Mit seiner letzten großen Ausstellung LOSS OF CONTROL verabschiedet sich JAN HOET nach achtjähriger Tätigkeit als inspirierender Gründungsdirektor des MARTa Herford.

„Dieser seltsame Hang zu den Verwirrungen des Fleisches, dieser Drang zur Ferkelei um der Ferkelei willen, diese Brunst, die sich ganz in der Seele ereignet, ohne daß sich der untersuchte Körper darein mischt, dieser fade und begrenzte Trieb, der letztlich mit dem Zeugungsinstinkt nur sehr entfernte Beziehungen hat, bleibt eigentümlich rätselhaft, wenn man darüber nachdenkt. Zerebraler Erethismus, Geilheit des Gehirns, sagt die Wissenschaft; und wenn dieser Zustand andauert und sich verschlimmert und im Organismus gewisse Störungen hervorruft, so spricht sie von „mentaler Hysterie“ und empfiehlt lindernde Mittel: Hopfenmehl, Kampfer, Bromid, Kalium und Duschen. [...]. Auf dem Gebiet der Kunst müsste diese mentale Hysterie oder dieses verdrießliche Vergnügen sich in Werken niederschlagen und die Bilder bannen, die es selbst hervorgebracht hat.“ schreibt 1896 der berühmte französische Autor und Kritiker Joris-Karl Huysmans über Félicien Rops zwei Jahre vor dessen Tod 1898.

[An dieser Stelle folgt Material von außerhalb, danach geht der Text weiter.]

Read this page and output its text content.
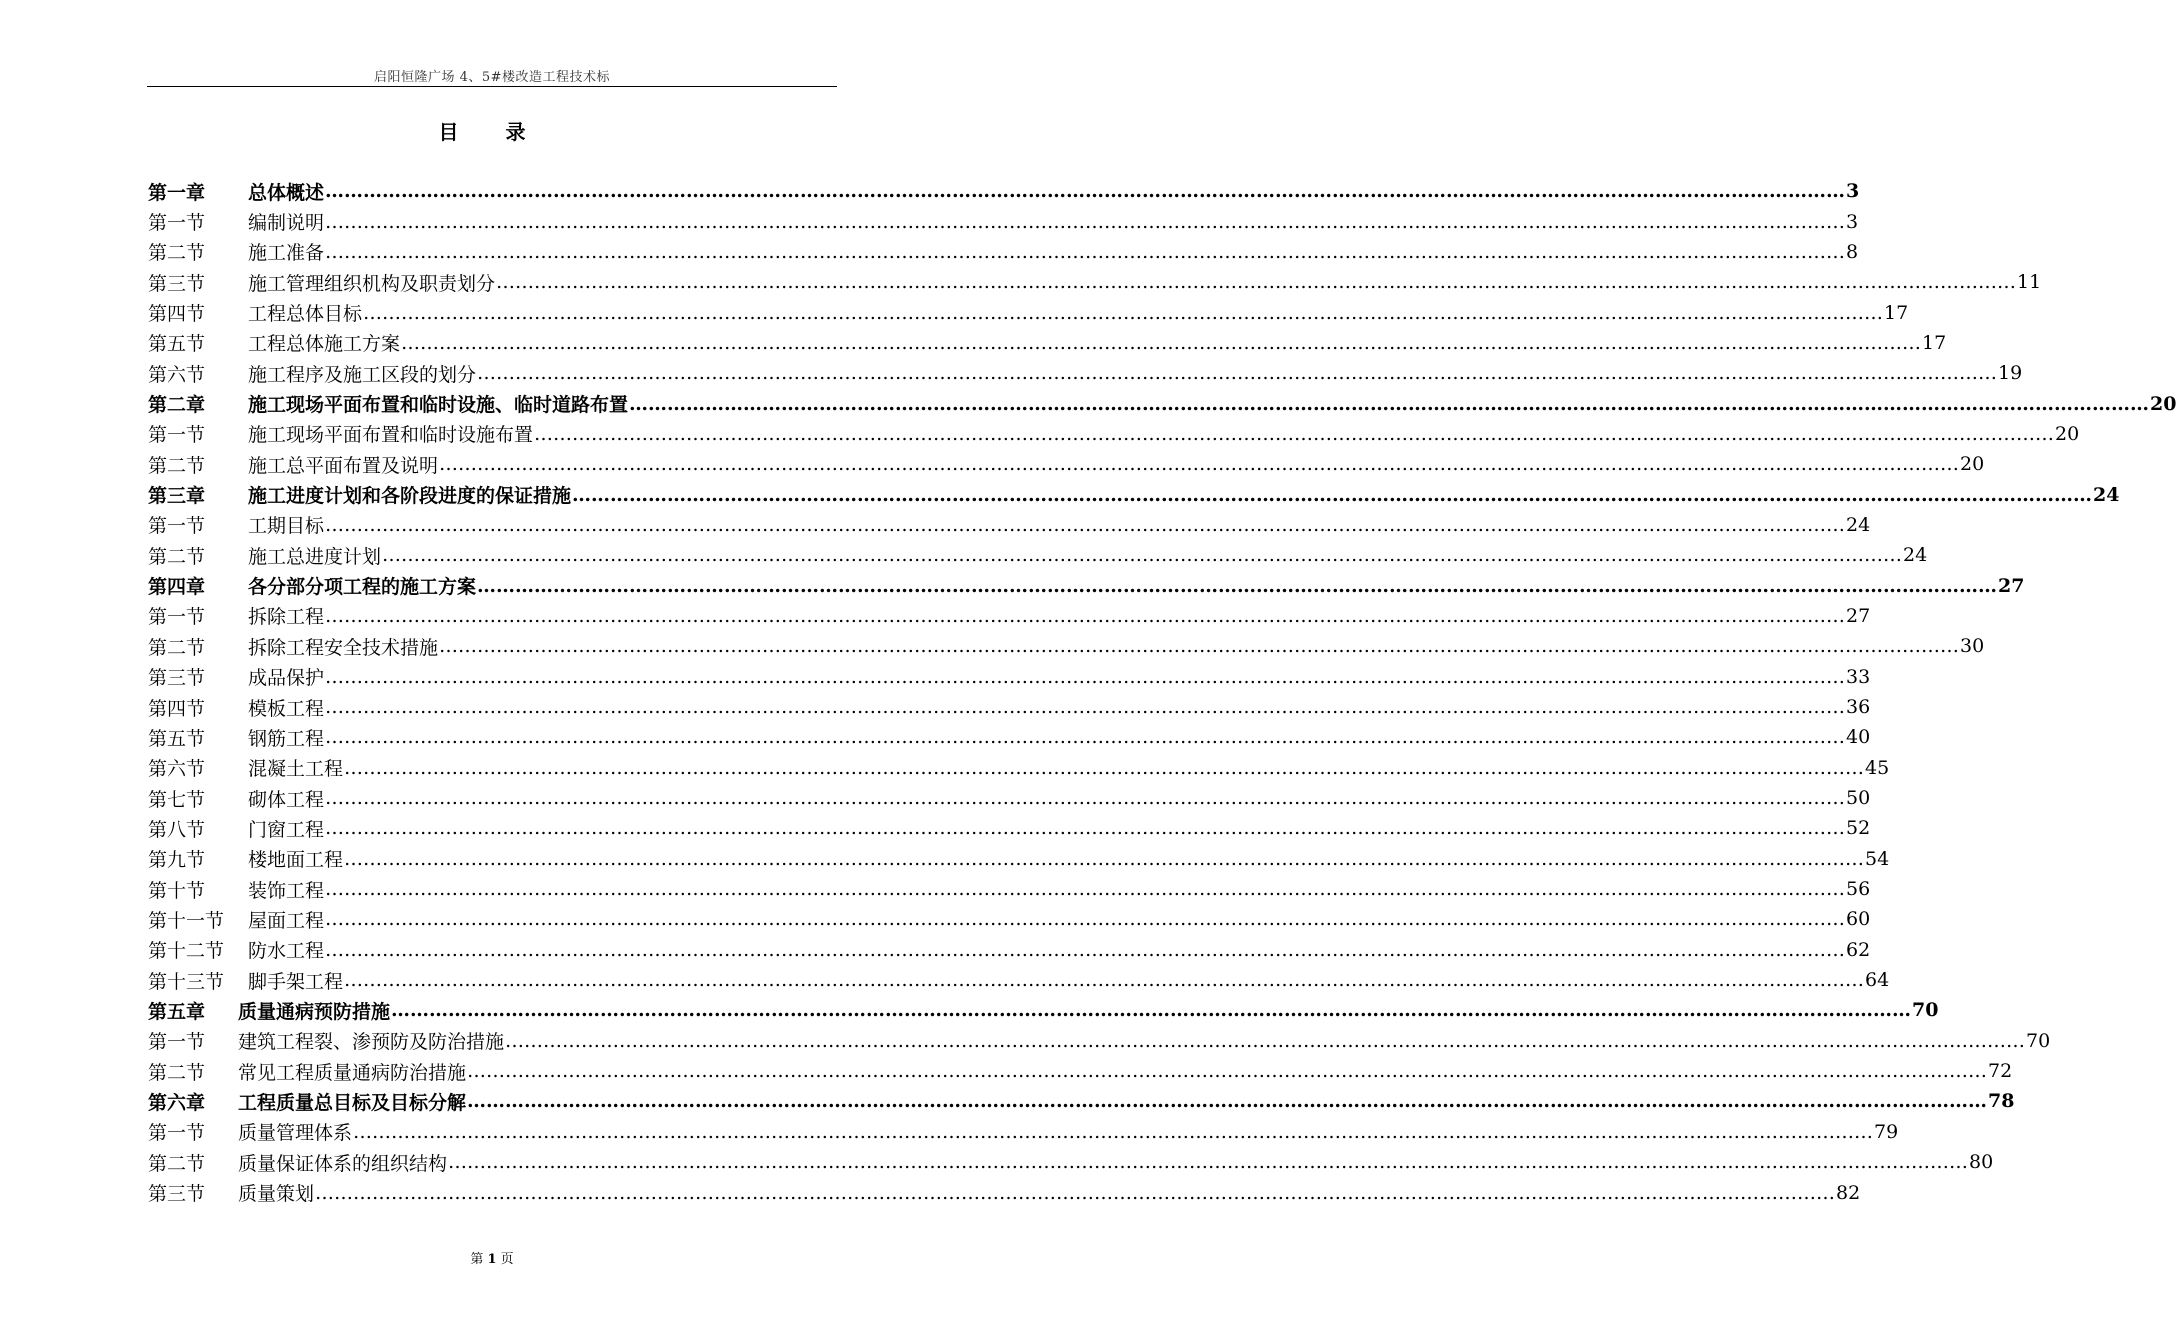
启阳恒隆广场 4、5#楼改造工程技术标
目 录
第一章	总体概述 …………………………………………………………………………………………………………………………………………………………………………………………………………………… 3
第一节	编制说明 …………………………………………………………………………………………………………………………………………………………………………………………………………………… 3
第二节	施工准备 …………………………………………………………………………………………………………………………………………………………………………………………………………………… 8
第三节	施工管理组织机构及职责划分 …………………………………………………………………………………………………………………………………………………………………………………………………………………… 11
第四节	工程总体目标 …………………………………………………………………………………………………………………………………………………………………………………………………………………… 17
第五节	工程总体施工方案 …………………………………………………………………………………………………………………………………………………………………………………………………………………… 17
第六节	施工程序及施工区段的划分 …………………………………………………………………………………………………………………………………………………………………………………………………………………… 19
第二章	施工现场平面布置和临时设施、临时道路布置 …………………………………………………………………………………………………………………………………………………………………………………………………………………… 20
第一节	施工现场平面布置和临时设施布置 …………………………………………………………………………………………………………………………………………………………………………………………………………………… 20
第二节	施工总平面布置及说明 …………………………………………………………………………………………………………………………………………………………………………………………………………………… 20
第三章	施工进度计划和各阶段进度的保证措施 …………………………………………………………………………………………………………………………………………………………………………………………………………………… 24
第一节	工期目标 …………………………………………………………………………………………………………………………………………………………………………………………………………………… 24
第二节	施工总进度计划 …………………………………………………………………………………………………………………………………………………………………………………………………………………… 24
第四章	各分部分项工程的施工方案 …………………………………………………………………………………………………………………………………………………………………………………………………………………… 27
第一节	拆除工程 …………………………………………………………………………………………………………………………………………………………………………………………………………………… 27
第二节	拆除工程安全技术措施 …………………………………………………………………………………………………………………………………………………………………………………………………………………… 30
第三节	成品保护 …………………………………………………………………………………………………………………………………………………………………………………………………………………… 33
第四节	模板工程 …………………………………………………………………………………………………………………………………………………………………………………………………………………… 36
第五节	钢筋工程 …………………………………………………………………………………………………………………………………………………………………………………………………………………… 40
第六节	混凝土工程 …………………………………………………………………………………………………………………………………………………………………………………………………………………… 45
第七节	砌体工程 …………………………………………………………………………………………………………………………………………………………………………………………………………………… 50
第八节	门窗工程 …………………………………………………………………………………………………………………………………………………………………………………………………………………… 52
第九节	楼地面工程 …………………………………………………………………………………………………………………………………………………………………………………………………………………… 54
第十节	装饰工程 …………………………………………………………………………………………………………………………………………………………………………………………………………………… 56
第十一节	屋面工程 …………………………………………………………………………………………………………………………………………………………………………………………………………………… 60
第十二节	防水工程 …………………………………………………………………………………………………………………………………………………………………………………………………………………… 62
第十三节	脚手架工程 …………………………………………………………………………………………………………………………………………………………………………………………………………………… 64
第五章	质量通病预防措施 …………………………………………………………………………………………………………………………………………………………………………………………………………………… 70
第一节	建筑工程裂、渗预防及防治措施 …………………………………………………………………………………………………………………………………………………………………………………………………………………… 70
第二节	常见工程质量通病防治措施 …………………………………………………………………………………………………………………………………………………………………………………………………………………… 72
第六章	工程质量总目标及目标分解 …………………………………………………………………………………………………………………………………………………………………………………………………………………… 78
第一节	质量管理体系 …………………………………………………………………………………………………………………………………………………………………………………………………………………… 79
第二节	质量保证体系的组织结构 …………………………………………………………………………………………………………………………………………………………………………………………………………………… 80
第三节	质量策划 …………………………………………………………………………………………………………………………………………………………………………………………………………………… 82
第 1 页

Eines der großen „heimlichen“ Themen in der Kunst des 19. Jahrhunderts wird in Jan Hoets Abschiedsausstellung LOSS OF CONTROL befragt und bis in die heutige Gegenwart hinein aktualisiert – der permanente Austausch zwischen Kunst und Leben, zwischen Wahnsinn und Genie, zwischen Tod und Sexualität. Seit dem 19. Jahrhundert schaffen Künstler, indem sie den Paradiesen ihrer Imagination und der Hölle ihrer inneren Zwangsvorstellungen Ausdruck zu verleihen suchen. Ist Félicien Rops Pornocrates (1878) – eine heroisch stolze und nur spärlich bekleidete Frau, die von einem Schwein geleitet wird - nicht ein kongenialer Ausdruck männlicher Obsessionen des späten 19. Jahrhunderts ?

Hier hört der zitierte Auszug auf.